Apartments fill former can company


July 14, 1991|By Audrey Haar

As workers scurried last week to complete work on the newly renovated Independent Can Co. building in Canton, 67-year-old Marie Dietsch marveled at her new home.

"This is a godsend," she said of the old warehouse on South Lakewood Avenue, which has been transformed into a 45-unit apartment complex for the elderly, handicapped or disabled with moderate incomes.

Her doctor, she added, had told her that in about two years she would no longer be able to climb the stairs in her row house about a dozen blocks away. The new Indecco complex has elevators and other features tailored for the elderly.

The first tenants are moving in tomorrow.

Demand for apartments has been overwhelming -- every apartment was snapped up within 48 hours after the rental office opened last spring. Most of the tenants come from Canton and surrounding neighborhoods.

Yet the compact apartments of Indecco have also proven inconvenient for some new residents.

Wilma Say, 65, initially was ecstatic when she was given one of the apartments -- until she realized she had to fit eight rooms of belongings into three. "Lots of things have to go," she said.

But she added, "I live on three floors now. I always swore that I would live in a space where I could swing a mop and clean the whole place."

The exterior of the building, which was built in 1904 and used largely as a warehouse, retains much of its original appearance.

Large wood support beams run down the center of the corridors. street level the brick walls are a sturdy 22 inches thick. And on the first floor, the original boiler room of the can company was converted into a dining area where 22 people can eat meals they prepare themselves.

Indecco, at 934 S. Lakewood Ave., has compact units: 350-400 square feet for efficiencies and 400-460 square feet for one-bedroom units. Each apartment has a private kitchen and bath.

Several apartments are adapted for wheelchair use. And every apartment is wheelchair-adaptable, with wide doorways and hand railings next to the toilet and tub.

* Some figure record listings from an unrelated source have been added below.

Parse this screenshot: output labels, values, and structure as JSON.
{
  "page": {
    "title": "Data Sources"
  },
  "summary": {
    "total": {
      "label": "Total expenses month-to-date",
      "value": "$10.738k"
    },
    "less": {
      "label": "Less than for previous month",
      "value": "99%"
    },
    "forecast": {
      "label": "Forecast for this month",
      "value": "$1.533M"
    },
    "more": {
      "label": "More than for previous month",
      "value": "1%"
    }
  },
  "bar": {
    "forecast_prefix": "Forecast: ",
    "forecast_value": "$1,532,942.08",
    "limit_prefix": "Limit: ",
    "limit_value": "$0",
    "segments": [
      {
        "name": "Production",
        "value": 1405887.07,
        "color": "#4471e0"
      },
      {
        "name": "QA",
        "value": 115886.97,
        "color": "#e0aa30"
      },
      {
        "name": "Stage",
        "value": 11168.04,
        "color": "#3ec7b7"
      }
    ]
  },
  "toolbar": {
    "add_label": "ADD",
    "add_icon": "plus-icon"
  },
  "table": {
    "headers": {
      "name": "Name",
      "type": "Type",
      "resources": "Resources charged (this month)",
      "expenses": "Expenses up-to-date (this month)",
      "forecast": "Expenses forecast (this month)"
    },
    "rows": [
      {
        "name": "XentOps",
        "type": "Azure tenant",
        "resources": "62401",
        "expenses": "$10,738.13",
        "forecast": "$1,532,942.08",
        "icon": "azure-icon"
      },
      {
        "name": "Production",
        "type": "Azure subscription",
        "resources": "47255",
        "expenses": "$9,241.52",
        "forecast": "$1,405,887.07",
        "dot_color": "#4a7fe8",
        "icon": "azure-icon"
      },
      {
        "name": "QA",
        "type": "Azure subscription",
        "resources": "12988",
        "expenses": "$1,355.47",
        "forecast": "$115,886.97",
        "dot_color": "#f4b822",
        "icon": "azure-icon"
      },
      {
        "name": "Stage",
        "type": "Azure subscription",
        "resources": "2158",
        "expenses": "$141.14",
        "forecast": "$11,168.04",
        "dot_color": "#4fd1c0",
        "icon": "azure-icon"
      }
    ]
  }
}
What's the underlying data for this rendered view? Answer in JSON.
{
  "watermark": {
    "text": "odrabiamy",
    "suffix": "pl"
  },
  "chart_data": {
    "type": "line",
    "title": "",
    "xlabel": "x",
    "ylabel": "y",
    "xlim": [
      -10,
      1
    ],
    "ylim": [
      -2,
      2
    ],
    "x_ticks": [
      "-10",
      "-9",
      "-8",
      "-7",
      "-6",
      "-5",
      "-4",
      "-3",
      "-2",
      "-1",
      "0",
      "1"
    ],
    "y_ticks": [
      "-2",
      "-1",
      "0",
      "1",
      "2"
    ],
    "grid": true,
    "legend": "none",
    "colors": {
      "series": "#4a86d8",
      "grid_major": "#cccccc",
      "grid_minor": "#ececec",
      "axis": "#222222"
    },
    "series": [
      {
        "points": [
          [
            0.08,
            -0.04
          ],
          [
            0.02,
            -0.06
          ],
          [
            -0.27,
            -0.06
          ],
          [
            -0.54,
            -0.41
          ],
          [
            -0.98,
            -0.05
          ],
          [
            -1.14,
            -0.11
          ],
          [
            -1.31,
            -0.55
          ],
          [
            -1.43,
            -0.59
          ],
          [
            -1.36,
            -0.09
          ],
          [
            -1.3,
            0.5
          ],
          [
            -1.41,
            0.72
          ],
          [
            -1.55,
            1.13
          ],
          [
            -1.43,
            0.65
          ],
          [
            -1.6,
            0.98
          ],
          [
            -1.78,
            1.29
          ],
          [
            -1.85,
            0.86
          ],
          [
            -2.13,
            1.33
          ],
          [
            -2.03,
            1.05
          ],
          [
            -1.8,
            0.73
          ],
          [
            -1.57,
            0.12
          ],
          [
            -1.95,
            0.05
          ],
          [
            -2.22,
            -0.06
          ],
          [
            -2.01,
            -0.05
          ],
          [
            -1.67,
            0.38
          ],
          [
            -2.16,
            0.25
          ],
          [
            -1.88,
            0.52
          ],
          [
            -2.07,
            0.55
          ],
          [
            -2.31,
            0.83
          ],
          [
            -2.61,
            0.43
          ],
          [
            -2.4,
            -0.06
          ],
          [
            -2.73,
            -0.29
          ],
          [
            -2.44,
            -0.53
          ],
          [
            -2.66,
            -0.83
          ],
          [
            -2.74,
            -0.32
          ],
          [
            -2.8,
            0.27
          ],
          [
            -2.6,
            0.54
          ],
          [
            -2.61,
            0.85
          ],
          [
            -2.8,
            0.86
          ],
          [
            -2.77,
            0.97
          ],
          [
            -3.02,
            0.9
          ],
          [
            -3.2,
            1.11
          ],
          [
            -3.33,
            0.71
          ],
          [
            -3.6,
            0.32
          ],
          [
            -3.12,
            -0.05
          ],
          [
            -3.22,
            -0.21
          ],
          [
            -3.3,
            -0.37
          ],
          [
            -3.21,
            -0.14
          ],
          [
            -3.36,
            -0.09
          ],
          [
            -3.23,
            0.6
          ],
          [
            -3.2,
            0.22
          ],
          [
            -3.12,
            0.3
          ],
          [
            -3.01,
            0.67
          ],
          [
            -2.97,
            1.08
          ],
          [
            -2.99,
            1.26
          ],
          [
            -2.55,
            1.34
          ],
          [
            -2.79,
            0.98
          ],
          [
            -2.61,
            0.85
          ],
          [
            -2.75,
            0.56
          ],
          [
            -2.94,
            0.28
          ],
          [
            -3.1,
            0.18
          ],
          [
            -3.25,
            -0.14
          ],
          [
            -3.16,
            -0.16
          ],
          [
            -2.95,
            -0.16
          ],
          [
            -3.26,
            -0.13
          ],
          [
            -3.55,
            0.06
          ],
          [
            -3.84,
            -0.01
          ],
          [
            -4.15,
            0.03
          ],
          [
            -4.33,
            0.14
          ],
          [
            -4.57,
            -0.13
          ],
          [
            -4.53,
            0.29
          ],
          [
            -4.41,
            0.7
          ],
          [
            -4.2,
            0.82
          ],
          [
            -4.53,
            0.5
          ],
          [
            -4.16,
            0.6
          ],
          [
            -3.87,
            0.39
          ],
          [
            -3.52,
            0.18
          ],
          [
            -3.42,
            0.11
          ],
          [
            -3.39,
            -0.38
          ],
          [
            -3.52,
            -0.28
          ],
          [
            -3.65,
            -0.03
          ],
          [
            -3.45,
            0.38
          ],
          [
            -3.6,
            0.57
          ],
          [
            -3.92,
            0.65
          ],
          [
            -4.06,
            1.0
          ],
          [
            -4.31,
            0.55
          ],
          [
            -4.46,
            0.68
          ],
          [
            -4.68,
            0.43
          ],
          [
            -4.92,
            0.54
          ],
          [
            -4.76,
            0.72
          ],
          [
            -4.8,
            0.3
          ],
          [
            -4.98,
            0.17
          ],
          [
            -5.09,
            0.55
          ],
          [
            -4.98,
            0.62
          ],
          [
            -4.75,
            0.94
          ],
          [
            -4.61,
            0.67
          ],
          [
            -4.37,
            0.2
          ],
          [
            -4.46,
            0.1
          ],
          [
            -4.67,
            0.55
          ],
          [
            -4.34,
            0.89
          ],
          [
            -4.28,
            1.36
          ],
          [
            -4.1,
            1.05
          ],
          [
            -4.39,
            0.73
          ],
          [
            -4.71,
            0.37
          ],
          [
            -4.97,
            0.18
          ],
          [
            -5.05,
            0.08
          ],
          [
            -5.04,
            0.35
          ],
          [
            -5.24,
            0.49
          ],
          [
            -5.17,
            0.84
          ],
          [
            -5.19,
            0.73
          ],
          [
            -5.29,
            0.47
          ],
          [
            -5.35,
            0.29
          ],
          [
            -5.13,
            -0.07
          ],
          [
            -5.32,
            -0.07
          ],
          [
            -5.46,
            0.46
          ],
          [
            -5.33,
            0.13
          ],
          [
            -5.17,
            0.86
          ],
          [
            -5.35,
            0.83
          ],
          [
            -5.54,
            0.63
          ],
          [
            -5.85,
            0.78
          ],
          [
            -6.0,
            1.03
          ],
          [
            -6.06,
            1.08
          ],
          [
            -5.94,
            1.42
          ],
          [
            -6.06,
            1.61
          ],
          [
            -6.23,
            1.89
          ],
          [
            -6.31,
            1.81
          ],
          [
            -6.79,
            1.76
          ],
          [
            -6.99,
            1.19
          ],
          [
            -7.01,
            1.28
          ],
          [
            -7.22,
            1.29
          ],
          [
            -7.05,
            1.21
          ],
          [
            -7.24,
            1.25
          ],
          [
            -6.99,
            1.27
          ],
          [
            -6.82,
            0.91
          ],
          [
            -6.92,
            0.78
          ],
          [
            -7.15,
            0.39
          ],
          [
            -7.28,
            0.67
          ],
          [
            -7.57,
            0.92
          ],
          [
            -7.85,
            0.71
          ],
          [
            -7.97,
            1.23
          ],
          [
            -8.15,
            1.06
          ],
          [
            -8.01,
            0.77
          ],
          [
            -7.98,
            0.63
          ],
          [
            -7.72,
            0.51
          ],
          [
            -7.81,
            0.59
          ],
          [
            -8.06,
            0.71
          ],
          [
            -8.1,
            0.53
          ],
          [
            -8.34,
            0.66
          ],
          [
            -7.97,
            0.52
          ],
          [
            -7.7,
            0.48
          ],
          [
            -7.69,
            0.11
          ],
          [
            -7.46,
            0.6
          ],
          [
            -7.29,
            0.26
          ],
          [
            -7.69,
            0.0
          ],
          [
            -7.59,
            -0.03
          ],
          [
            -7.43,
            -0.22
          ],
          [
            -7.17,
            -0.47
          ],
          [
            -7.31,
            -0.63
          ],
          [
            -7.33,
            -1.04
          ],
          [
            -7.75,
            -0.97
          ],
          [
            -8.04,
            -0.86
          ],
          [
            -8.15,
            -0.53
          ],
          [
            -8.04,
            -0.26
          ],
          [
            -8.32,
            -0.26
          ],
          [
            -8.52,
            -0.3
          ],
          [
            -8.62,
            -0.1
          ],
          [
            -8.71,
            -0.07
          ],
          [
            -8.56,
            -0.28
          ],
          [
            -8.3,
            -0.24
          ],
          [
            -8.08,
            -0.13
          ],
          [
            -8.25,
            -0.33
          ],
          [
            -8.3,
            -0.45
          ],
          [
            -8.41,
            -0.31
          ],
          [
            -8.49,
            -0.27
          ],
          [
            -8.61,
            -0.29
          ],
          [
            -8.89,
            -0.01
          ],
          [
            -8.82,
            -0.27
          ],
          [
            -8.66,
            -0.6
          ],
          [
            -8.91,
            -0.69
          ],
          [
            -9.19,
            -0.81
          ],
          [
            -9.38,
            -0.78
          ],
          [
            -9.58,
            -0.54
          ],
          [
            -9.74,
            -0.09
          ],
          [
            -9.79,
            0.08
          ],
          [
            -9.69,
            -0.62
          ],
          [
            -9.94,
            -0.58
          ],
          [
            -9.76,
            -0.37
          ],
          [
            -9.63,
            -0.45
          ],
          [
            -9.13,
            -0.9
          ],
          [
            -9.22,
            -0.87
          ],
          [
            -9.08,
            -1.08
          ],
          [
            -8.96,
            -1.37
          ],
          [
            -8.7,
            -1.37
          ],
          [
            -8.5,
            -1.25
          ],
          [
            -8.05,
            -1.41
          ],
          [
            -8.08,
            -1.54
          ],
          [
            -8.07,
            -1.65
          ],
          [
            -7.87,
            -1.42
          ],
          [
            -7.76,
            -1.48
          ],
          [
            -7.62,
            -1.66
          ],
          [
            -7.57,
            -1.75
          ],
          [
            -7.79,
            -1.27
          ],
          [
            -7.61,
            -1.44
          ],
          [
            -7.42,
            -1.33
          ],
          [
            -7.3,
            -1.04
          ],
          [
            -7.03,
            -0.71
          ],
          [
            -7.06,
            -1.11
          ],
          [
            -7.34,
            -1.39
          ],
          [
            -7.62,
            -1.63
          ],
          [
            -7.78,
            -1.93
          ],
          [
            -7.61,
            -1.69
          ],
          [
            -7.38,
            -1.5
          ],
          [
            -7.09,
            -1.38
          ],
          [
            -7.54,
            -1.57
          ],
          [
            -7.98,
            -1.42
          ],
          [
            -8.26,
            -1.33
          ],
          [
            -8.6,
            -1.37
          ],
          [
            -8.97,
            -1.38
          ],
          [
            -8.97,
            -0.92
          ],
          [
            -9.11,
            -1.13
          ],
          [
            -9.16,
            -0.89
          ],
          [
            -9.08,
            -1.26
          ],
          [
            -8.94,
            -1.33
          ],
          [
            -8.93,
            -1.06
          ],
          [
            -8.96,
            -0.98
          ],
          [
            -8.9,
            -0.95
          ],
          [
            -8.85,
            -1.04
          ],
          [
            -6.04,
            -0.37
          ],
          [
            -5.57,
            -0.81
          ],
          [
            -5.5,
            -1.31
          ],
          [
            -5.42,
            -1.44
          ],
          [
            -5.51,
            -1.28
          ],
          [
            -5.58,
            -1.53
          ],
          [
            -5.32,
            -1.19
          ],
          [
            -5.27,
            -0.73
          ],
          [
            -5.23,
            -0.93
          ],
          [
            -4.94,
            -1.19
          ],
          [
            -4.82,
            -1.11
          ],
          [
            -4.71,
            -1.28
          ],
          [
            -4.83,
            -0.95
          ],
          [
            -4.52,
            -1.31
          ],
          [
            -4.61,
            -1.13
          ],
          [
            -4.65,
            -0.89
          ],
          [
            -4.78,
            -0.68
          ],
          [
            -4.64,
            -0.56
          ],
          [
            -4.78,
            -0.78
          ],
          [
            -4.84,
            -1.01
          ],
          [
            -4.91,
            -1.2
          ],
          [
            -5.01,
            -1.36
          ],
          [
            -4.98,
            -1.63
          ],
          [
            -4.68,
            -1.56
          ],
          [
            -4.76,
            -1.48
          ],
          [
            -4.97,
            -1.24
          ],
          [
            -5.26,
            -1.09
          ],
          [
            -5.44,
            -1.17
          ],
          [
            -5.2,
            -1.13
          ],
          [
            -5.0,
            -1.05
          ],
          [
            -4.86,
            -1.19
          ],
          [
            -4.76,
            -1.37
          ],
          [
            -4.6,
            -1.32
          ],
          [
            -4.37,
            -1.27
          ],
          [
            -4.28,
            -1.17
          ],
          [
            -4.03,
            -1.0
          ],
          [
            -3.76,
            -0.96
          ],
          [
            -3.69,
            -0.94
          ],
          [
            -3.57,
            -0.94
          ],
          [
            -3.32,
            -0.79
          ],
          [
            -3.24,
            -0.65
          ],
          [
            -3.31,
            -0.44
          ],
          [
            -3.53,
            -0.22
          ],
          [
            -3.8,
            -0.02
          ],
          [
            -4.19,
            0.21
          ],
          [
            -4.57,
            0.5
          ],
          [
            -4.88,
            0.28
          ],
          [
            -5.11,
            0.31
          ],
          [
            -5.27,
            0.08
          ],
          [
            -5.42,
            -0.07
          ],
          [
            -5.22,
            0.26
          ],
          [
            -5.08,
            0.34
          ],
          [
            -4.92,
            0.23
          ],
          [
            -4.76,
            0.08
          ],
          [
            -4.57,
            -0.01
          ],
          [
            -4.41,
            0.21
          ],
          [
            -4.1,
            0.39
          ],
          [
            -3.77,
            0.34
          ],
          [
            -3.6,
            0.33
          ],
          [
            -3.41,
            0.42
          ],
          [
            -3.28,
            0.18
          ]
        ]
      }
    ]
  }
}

Monthly rents for the 33 one-bedroom units range from $254 to $310. Rent on the 12 efficiency apartments ranges from $210 to $265. The building has electric heating, and monthly electric bills will be about $40.

To qualify, residents must have incomes that do not exceed $16,500 a year for those living alone or $18,850 a year for two people.

Funding for the project came from state and city housing grants. The state Partnership Rental Housing Program under the Maryland Department of Housing and Community Development provided $2.7 million for construction. The Housing Authority of Baltimore City provided $62,000 to buy the site and $12,000 to improve sidewalks, streets and grounds.

The city housing authority, owner and manager of the building, is a state chartered non-profit organization funded mostly by the federal department of Housing and Urban Development (HUD) and by rent from tenants.

Indecco is the first of four Baltimore projects funded by the state Partnership Rental Housing Program. Enacted last year, the program was designed to expand the supply of affordable housing through a partnership between state and local governments.

"Doing market-rate housing in the city is difficult unless you have government financing," said Ted Rouse, whose company, Struever Bros. Eccles & Rouse, was the developer and builder for Indecco. The company also has developed the nearby upscale Canton Cove condominiums and Tindeco Wharf apartments.

"There are a lot of elderly people down here," he said. "There is a need for government-assisted housing."